Associating these items with their cultural contexts of production, influence on other works, textual history, comments by subsequent works, across multiple languages, is a perfect fit for topic maps.

Kudos to both the Bodleian and the Vatican Libraries!

### Greek New Testament (with syntax trees)

Monday, August 12th, 2013

Greek New Testament (with syntax trees)

If you are tired of the same old practice data sets, I may have a treat for you!

The Asia Bible Society has produced syntax tress for the New Testament, using the SBL Greek New Testament text.

To give you an idea of the granularity of the data, the first sentence in Matthew is spread over forty-nine (49) lines of markup.

Not big data in the usual sense but important data.

### bibleQuran: Comparing the Word Frequency between Bible and Quran

Friday, November 4th, 2011

bibleQuran: Comparing the Word Frequency between Bible and Quran

From the post:

bibleQuran [pitchinteractive.com] by datavis design firm Pitch Interactive reveals the frequency of word usage between two of the most important holy books: the Bible and the Quran.

The densely populated interactive visualization allows people to search for any word (and similar variations of that word) to explore its frequency in both texts.

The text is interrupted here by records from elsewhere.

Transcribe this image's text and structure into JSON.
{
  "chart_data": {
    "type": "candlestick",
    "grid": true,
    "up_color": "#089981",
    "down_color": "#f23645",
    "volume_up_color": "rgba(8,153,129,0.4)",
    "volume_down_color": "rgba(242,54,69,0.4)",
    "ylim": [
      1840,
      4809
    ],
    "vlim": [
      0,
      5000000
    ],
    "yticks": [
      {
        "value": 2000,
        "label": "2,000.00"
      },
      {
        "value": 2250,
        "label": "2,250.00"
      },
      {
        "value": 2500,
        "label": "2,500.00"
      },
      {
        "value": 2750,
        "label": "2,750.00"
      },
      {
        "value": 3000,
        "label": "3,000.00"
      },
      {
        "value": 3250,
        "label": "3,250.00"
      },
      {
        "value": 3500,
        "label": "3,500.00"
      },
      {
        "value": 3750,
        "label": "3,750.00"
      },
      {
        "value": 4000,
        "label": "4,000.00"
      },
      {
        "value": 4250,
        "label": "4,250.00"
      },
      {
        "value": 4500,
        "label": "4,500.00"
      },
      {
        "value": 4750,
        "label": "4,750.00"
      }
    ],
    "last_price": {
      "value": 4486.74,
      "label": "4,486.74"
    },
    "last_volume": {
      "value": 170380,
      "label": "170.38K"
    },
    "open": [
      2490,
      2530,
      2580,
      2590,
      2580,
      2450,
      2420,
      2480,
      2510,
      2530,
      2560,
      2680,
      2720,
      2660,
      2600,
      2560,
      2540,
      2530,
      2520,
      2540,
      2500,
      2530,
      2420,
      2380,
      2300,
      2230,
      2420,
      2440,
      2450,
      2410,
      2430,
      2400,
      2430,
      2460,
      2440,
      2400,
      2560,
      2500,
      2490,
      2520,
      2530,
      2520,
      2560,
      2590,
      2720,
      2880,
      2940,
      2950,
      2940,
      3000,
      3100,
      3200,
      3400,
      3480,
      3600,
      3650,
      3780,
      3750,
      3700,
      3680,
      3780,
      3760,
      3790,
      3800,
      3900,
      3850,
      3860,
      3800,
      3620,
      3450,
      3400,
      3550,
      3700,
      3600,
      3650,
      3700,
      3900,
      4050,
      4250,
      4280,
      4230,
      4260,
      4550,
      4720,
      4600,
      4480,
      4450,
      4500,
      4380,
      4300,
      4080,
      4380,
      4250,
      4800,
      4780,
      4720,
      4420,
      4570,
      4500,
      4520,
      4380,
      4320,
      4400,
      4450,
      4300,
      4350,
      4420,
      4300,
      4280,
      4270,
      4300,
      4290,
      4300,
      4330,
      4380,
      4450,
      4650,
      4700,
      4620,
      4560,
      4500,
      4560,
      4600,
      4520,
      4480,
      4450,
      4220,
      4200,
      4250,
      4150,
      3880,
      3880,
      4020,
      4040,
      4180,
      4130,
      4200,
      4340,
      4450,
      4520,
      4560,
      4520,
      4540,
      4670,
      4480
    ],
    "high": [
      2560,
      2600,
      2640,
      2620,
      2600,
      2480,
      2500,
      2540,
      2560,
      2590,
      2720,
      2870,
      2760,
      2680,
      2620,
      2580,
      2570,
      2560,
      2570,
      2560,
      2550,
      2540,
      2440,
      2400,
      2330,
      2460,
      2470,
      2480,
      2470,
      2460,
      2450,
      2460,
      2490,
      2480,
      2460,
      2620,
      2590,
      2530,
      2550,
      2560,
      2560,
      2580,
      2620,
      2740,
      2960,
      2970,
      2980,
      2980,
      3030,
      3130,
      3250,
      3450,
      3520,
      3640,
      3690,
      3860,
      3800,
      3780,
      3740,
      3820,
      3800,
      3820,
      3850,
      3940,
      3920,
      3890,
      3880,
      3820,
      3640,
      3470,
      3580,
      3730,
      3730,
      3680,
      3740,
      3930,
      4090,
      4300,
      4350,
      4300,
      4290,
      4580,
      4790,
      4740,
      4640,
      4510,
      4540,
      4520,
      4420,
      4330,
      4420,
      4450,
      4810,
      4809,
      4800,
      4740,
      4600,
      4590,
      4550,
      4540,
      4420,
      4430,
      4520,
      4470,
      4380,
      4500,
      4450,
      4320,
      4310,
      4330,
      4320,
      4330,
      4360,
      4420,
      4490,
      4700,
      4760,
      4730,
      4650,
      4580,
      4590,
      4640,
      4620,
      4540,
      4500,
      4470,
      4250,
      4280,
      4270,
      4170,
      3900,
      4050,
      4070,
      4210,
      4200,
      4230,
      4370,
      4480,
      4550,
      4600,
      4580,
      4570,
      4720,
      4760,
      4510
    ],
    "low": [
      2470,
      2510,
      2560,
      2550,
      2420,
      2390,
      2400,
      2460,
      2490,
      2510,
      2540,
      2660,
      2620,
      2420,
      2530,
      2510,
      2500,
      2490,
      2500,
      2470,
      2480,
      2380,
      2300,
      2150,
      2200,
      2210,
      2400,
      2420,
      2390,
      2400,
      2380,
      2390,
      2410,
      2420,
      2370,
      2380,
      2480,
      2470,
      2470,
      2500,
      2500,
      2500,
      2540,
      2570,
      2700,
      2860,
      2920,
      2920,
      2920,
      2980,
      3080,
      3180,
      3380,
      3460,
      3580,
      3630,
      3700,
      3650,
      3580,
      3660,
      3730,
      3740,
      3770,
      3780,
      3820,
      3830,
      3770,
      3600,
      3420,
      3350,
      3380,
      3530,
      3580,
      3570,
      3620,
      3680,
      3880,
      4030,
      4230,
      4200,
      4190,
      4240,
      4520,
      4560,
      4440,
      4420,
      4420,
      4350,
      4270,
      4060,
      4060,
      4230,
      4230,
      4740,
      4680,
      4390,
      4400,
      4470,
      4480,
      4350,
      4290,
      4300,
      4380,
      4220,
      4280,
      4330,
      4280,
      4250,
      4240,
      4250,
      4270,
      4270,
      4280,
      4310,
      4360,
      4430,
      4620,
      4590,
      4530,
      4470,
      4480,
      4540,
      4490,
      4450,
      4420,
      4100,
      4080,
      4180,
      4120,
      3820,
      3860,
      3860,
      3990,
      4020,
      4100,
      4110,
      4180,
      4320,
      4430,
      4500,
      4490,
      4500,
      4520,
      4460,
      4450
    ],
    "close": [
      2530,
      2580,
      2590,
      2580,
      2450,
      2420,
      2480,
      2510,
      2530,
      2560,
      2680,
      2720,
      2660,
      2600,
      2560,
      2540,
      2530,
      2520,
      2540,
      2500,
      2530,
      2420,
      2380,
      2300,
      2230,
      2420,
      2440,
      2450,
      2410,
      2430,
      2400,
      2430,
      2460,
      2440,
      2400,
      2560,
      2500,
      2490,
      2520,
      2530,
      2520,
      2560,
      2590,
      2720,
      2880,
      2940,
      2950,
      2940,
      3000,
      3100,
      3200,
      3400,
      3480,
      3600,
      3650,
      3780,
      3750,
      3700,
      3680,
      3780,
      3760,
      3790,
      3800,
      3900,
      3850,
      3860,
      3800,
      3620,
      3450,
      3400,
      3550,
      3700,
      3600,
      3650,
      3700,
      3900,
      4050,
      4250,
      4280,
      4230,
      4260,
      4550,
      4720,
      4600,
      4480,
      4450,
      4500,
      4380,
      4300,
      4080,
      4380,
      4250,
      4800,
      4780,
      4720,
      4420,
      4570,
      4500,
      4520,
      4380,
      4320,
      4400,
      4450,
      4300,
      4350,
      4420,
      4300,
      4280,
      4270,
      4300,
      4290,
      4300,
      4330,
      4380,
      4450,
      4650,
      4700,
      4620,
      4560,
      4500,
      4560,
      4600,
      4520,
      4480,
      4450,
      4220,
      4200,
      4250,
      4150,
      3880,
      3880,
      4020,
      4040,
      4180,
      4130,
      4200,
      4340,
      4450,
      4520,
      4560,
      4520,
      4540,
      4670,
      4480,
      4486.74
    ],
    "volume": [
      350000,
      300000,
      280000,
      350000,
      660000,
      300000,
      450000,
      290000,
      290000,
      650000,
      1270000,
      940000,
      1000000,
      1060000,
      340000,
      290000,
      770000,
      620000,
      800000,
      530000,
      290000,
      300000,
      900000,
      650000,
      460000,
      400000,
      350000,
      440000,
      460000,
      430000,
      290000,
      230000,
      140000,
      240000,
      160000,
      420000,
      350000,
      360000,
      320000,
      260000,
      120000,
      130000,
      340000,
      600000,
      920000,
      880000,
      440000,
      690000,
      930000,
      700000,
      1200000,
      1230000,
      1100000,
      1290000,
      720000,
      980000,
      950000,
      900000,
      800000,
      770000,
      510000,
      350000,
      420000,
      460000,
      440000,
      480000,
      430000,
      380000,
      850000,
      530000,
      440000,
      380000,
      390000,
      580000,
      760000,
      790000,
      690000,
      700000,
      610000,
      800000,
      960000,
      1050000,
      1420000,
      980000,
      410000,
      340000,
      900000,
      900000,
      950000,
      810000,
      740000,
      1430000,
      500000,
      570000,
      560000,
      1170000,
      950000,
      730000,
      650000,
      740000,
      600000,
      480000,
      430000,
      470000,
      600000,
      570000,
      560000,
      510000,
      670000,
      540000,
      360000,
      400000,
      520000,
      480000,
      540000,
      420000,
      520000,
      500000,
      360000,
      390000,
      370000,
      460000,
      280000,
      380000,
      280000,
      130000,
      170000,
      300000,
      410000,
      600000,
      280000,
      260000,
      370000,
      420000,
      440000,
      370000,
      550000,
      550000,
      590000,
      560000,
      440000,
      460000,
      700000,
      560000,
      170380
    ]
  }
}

As each verse is always visible, one is able to compare the relative density of ideas and topics between both passages. For instance, one could select verbs that represent acts of ‘terror’ or ‘love’, and investigate which book discusses the topics more. The appropriate little rectangles, each representing an according verse, which include such this chosen word, are then highlighted, and can be read in detail by hovering the mouse over them.

In addition to being a great graphic presentation of information, with my background and appreciation for both texts, you know why I had to include this post.

I like the synonym feature, although I reserve judgment on what is considered a synonym. 😉 I would have to read the original. Translations of both texts are, well, translations. Not really the same text in a very real sense of the word.

Just as a suggestion, I would do the word count statistics separately for the Old/New Testament.

Word of warning: Loads great with Firefox (7.1) on Windows XP, doesn’t load with IE 8 on Windows XP, doesn’t load with Firefox (3.6) on Ubuntu 10.04. So, your experience may vary.

Comments from users with other browser/OS combinations?